Alignment tools utilizing suffix-tree-based indexing are generally faster and more widely used

The second most popular approach to indexing is the suffix-tree-based techniques, used exclusively by 36.5% of the surveyed read aligner tools (Fig. 2) (Table 1). ERNE 2 [116], LAMSA [122], and lordFAST [128] are categorized separately since they combine hashing with a suffix-tree-based technique. A suffix tree is a tree-like data structure where separate branches represent different suffixes of the genome; the shared prefix between two suffixes of the genome is stored only once. Every leaf node of the suffix tree stores all occurrence locations of this unique suffix in the reference genome (Fig. 1b). Unlike a hash table, a suffix tree allows searching for both exact and inexact match seeds [140, 141] by walking through the tree branches from the root to a leaf node, detouring as needed, following the query sequence (Table 2).

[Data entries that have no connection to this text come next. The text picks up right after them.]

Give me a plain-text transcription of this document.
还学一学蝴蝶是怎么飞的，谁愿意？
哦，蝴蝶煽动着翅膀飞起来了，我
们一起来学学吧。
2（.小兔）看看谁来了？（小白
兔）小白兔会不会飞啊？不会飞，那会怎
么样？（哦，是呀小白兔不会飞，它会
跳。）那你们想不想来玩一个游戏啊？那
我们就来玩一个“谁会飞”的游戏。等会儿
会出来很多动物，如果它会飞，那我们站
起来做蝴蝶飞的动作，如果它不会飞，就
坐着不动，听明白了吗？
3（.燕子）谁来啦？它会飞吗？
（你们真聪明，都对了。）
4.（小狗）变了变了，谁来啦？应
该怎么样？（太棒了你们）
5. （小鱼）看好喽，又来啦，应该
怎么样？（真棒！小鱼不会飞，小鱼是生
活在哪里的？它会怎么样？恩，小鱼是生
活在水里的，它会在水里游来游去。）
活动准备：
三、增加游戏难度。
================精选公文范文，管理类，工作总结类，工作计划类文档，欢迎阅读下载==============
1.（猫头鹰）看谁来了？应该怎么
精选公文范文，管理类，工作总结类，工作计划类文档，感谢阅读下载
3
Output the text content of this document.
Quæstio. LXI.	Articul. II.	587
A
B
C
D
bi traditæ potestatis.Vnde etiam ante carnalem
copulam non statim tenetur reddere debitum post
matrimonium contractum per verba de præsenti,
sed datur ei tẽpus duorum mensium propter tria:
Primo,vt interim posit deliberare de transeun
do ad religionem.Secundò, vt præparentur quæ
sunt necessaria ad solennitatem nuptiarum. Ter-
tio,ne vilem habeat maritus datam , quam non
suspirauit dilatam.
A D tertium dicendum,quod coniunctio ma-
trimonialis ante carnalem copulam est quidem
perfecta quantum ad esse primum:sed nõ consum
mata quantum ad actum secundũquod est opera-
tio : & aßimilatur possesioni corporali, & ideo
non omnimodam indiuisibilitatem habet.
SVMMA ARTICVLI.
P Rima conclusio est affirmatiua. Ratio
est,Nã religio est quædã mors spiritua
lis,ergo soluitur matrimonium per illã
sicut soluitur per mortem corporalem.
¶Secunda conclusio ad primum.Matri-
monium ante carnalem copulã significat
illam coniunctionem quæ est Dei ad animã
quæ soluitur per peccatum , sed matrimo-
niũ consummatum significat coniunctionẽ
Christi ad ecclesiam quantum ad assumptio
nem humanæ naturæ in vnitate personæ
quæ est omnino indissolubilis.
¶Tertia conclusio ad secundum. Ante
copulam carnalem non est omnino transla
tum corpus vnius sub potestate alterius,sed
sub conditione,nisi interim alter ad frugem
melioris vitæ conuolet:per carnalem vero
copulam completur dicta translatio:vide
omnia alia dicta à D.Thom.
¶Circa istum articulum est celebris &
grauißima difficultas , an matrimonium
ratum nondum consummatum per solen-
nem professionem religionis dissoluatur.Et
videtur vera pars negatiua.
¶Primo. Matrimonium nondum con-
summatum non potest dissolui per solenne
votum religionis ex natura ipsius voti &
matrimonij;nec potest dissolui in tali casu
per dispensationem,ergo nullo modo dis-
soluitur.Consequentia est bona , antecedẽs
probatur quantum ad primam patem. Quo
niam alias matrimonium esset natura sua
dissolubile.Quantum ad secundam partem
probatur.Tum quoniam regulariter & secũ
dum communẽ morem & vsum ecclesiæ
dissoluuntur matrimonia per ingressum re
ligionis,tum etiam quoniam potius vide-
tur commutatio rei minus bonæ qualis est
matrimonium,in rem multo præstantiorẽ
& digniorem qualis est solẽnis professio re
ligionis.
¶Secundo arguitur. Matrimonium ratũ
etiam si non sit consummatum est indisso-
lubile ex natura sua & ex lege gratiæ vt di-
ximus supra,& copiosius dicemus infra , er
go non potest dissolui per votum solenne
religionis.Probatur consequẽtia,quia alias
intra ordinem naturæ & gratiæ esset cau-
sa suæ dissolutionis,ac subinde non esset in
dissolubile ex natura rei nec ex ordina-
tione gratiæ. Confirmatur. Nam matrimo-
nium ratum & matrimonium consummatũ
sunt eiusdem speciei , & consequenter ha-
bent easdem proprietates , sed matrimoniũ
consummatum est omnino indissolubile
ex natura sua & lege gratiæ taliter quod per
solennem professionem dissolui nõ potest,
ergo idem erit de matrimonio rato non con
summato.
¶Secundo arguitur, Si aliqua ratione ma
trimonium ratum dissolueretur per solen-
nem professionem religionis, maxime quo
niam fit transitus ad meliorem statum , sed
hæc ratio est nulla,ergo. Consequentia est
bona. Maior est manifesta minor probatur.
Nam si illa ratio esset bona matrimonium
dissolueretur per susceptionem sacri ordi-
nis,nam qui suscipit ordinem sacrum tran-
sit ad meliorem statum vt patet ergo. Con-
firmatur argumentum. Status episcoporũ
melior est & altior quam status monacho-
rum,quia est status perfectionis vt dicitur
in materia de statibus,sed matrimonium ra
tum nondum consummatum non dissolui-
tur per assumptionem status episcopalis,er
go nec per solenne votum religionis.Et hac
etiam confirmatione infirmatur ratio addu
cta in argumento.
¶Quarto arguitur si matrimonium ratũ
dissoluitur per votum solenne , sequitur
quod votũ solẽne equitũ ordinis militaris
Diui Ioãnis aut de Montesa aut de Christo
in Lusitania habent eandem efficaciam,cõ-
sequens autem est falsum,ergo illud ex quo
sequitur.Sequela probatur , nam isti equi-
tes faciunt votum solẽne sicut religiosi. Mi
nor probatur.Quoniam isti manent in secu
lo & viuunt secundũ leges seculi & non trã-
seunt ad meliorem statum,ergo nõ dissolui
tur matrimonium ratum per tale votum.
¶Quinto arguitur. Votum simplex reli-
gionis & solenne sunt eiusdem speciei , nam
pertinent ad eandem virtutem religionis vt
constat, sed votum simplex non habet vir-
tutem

While some algorithms [142, 143] specifically rely on creating suffix trees, the most frequently chosen tools from this category use the Burrows-Wheeler Transform (BWT) and the FM index (hence called BWT-FM-based tools) to mimic the suffix-tree traversal process while generating a smaller memory footprint [99]. The performance of the read aligners in this category degrades as either the sequencing error rate increases or the genetic differences between the subject and the reference genome are more likely to occur [144, 145].

The effect of read alignment algorithms on speed of alignment and computational resources

To measure the effect of read alignment algorithms on speed of alignment and computational resources, we have compared the running time and memory (RAM) required of eleven read alignment tools when applied to ten real WGS datasets (Fig. 4a, b). We used tools available via the Bioconda package manager [146]. We ran these tools using their default parameters. We randomly selected ten WGS samples from the 1000 Genomes Project. We excluded tools specifically designed for RNA-Seq or BS-Seq. Details on how the tools were installed and ran are provided in Supplementary Note 3.

Fig. 4
figure 4

The effect of read alignment algorithms on the speed of alignment and computational resources. Results of the benchmarking performed on 11 surveyed DNA read alignment tools that can be installed through bioconda (RMAP, Bowtie, BWA, GSNAP, SMALT, LAST, SNAP, Bowtie2, Subread, HISAT2, and minimap2) additionally noted in Supplementary Table 2 and Supplementary Note 3. Each tool’s CPU time and RAM required were recorded for 10 different WGS samples from the 1000 Genomes Project. a, b Violin plots showing the relative performance (a CPU time and b RAM) of the benchmarked aligners. Aligners are ordered by year of release. c, d The relative performance (c CPU time and d RAM) of the benchmarked aligners grouped by the algorithm used for genome indexing and colored by individual aligners (BWT-FM CPU time vs. Suffix array CPU time: LRT, p value = 1.5 × 10−15, Hashing memory vs. BWT-FM memory: LRT, p value = 2.2 × 10−3, BWT-FM memory vs. Suffix Array memory: LRT, p value < 2 × 10−16). The legend of d is the same for c, e, and f. e The relative performance (CPU time) of the benchmarked aligners grouped by whether the tool was released before or after long-read technology was introduced (2013) and colored by individual aligners (LRT, p value = 3.7 × 10−11). f The relative performance (CPU time) of the benchmarked aligners grouped by the algorithm used for pairwise alignment and colored by individual aligners (Needleman-Wunsch CPU time vs. Smith-Waterman CPU time: Wald, p value = 1.3 × 10−4, Needleman-Wunsch CPU time vs. Hamming Distance CPU time: Wald, p value = 9.3 × 10−7, Needleman-Wunsch CPU time vs. Non-DP Heuristic CPU time: Wald, p value = 1.8 × 10−10)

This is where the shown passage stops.